Но и то надо признать, что свечей Василий изводил сверх меры. Башенка на втором этаже, в которой он помещался, имела одно узенькое окно-бойницу, было в ней сумеречно даже днем. А Василий пристрастился к чтению, благо было в крепости много книг и на греческом, и на русском. Литовцы все, что особенно радовало сердце, знали русский язык, как свой родной, а грамоты и договоры писались исключительно только на русском.

Да и просто так, бесцельно, любил Василий смотреть на горящую свечу. Случалось, за стеной ревет страшнейшая буря, плещутся огромные, в рост человека и выше, волны, а свеча горит ровно, мирно, покойно. Между прочим, и сами литовцы удивительно спокойно относятся к бурям и проливным дождям: в Сарае, помнится, чуть какая непогода, все бегут в суматохе по домам, а тут будто и не замечают ничего, никакого гнева природы — преспокойно делами своими занимаются, даже и одежды не меняют.

Язычок горящей свечи лучше всего напоминал о доме. И слова двоюродного деда Симеона Гордого вспоминались не раз: «По отца нашего благословению, что приказал нам жить заодин, также и я вам приказываю, своей братье, жить заодин; лихих людей не слушайте, которые станут вас ссорить; слушайте отца нашего, владыки Алексия, да старых бояр, которые отцу нашему и нам добра хотели. Пишу вам это слово для того, чтобы не перестала память родителей наших и наша, чтоб свеча не угасла».

Удивительна она, свеча: как человек, не может жить она без воздуха — чуть накрой пламя колпачком, сразу гаснет. А сияние пламени завораживает, глаз от него не оторвать. Вон блестит золото на шапке, вон ярко отсвечивает яхонт черевчатый на поясе, но куда им до сияния и великолепия трепетного огонька! Яхонты и рубины переливаются в чужих лучах света, любой драгоценнейший камень без отблеска пламени — ничто, а свеча сама по себе чудо и красота.

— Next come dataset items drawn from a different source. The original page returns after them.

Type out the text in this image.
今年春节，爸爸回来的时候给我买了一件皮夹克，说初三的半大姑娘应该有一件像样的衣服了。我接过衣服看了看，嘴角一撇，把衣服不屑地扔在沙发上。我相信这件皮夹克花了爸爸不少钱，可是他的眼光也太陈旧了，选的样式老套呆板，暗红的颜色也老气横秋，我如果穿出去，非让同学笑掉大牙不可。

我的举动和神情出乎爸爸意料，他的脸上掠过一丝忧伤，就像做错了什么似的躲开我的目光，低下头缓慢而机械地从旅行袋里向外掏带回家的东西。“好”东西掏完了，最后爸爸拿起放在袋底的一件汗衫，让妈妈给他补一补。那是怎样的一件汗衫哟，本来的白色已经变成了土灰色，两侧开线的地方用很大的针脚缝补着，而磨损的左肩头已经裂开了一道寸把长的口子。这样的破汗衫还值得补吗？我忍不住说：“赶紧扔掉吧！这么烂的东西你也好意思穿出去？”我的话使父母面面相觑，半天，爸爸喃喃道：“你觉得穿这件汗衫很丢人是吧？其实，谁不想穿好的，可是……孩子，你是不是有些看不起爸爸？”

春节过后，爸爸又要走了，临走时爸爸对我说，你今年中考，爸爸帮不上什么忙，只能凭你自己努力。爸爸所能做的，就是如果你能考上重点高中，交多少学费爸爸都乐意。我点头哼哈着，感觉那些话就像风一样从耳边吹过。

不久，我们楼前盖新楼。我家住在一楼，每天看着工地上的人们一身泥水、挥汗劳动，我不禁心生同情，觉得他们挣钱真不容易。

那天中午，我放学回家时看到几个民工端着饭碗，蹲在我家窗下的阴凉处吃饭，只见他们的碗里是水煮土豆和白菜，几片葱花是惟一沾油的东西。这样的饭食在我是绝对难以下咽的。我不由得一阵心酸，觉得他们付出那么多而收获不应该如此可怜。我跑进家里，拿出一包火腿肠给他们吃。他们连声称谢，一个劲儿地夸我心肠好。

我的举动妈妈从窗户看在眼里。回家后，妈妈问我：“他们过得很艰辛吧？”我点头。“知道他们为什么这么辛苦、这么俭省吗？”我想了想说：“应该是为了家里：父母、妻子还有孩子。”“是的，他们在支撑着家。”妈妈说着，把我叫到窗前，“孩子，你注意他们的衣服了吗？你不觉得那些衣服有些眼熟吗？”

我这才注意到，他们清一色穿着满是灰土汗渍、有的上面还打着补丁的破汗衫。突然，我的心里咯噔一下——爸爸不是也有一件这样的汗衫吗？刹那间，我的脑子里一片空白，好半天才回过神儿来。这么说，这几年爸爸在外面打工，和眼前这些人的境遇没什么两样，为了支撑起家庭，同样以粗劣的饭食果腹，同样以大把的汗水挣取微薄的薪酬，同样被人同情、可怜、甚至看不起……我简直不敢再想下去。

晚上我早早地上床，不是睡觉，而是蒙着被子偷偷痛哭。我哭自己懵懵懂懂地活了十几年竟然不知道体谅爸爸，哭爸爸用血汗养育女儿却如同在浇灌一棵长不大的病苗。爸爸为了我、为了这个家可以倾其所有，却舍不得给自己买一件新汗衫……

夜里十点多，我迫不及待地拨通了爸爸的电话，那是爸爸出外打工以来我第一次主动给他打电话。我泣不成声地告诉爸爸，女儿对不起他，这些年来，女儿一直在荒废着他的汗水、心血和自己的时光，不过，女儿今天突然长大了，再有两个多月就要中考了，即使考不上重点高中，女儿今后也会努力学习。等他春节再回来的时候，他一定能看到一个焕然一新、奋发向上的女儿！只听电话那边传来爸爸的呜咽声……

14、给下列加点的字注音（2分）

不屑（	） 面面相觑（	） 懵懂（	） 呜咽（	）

Случалось, свеча незаметно догорала до донышка и тогда словно бы умирала, оставив после себя в воздухе струйку смрадного дыма. Случалось и так, что встающее солнце заставало Василия склонившимся над книгой при горящей свече. И снова чудо — пламя словно бы обесцвечивалось, становилось совершено белым, а на столешницу ложилась его собственная тень, которая чуть вздрагивала, повторяя все движения почти невидимого в лучах солнца пламени, и было словно бы живое, так что и тронуть его боязно, словно это могло помешать ему или загасить. И даже некую суеверную тревогу испытывал Василий, когда ему приходилось собственным дыханием сбивать пламя — он старался как можно реже это делать, всегда радовался, когда мог поступить так, чтобы свеча не угасла.

Милые литовские мастера свечного дела не знали, конечно, что Василий так любит сидеть при горящей свече, удивлялись, почему он их так много переводит, однако не сердились и, давая каждый раз четырехфунтовые свечи, негневливо, распевно говаривали:

— Нец, нец, шесцерик — эцо дзюже дзорого.